Determining the first order perturbation of a polyharmonic operator on admissible manifolds

TL;DR

This paper proves unique determination of first order perturbations in a polyharmonic operator on certain manifolds using boundary measurements, extending inverse problem techniques with complex geometrical optics solutions.

Contribution

It establishes the first uniqueness result for the inverse boundary value problem for a first order perturbation of a polyharmonic operator on admissible manifolds.

Findings

Dirichlet-to-Neumann map determines $X$ and $q$ uniquely

Construction of complex geometrical optics solutions using Carleman estimates

Uniqueness does not hold for the Laplace-Beltrami operator perturbation

Abstract

We consider the inverse boundary value problem for the first order perturbation of the polyharmonic operator $\mathcal L_{g,X,q}$, with $X$ being a $W^{1,\infty}$ vector field and $q$ being an $L^\infty$ function on compact Riemannian manifolds with boundary which are conformally embedded in a product of the Euclidean line and a simple manifold.
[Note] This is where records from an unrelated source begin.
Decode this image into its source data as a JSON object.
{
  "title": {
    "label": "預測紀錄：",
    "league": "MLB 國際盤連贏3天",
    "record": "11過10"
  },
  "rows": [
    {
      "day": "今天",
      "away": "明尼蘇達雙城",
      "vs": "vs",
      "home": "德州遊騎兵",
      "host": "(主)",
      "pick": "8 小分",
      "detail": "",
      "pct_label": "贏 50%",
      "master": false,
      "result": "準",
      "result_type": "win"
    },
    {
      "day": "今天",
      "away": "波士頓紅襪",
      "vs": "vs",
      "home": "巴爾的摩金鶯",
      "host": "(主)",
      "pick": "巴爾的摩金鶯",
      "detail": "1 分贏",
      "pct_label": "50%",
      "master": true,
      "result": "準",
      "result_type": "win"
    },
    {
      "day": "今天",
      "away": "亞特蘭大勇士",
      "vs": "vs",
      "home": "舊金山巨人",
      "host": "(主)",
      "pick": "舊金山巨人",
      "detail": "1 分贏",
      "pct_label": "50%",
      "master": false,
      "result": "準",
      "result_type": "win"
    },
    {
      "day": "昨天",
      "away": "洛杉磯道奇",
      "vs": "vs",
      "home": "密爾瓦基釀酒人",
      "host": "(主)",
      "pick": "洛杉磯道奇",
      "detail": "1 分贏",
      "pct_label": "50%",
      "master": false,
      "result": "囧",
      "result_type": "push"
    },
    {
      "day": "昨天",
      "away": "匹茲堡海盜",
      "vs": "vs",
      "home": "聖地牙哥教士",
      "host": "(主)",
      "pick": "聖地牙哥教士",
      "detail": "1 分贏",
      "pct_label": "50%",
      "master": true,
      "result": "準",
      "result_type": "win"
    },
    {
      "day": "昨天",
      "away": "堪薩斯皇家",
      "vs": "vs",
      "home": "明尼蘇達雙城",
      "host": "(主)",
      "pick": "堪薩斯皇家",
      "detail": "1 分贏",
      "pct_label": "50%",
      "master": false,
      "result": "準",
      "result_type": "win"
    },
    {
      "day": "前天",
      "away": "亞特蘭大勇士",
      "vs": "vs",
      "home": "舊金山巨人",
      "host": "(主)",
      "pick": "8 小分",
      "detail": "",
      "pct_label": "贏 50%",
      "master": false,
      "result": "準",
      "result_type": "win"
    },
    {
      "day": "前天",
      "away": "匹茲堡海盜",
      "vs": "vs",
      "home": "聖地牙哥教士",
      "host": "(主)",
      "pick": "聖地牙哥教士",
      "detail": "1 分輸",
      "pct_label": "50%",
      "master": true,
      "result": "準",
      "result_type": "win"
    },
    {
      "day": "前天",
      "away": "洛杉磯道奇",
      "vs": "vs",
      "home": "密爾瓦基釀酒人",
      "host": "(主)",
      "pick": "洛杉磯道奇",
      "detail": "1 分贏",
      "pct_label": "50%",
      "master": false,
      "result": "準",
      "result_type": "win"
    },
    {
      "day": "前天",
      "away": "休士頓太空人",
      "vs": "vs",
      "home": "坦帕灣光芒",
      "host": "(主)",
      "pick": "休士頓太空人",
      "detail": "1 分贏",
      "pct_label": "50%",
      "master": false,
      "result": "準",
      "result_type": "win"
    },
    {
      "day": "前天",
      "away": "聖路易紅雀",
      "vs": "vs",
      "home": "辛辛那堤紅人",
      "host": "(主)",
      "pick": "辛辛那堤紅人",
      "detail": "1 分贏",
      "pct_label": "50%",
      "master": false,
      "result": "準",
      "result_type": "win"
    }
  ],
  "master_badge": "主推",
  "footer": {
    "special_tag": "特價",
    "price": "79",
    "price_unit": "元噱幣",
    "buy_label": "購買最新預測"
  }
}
We show that the knowledge of the Dirichlet-to-Neumann determines $X$ and $q$ uniquely. The method is based on the construction of complex geometrical optics solutions using the Carleman estimate for the Laplace-Beltrami operator due to Dos Santos Ferreira, Kenig, Salo and Uhlmann. Notice that the corresponding uniqueness result does not hold for the first order perturbation of the Laplace-Beltrami operator.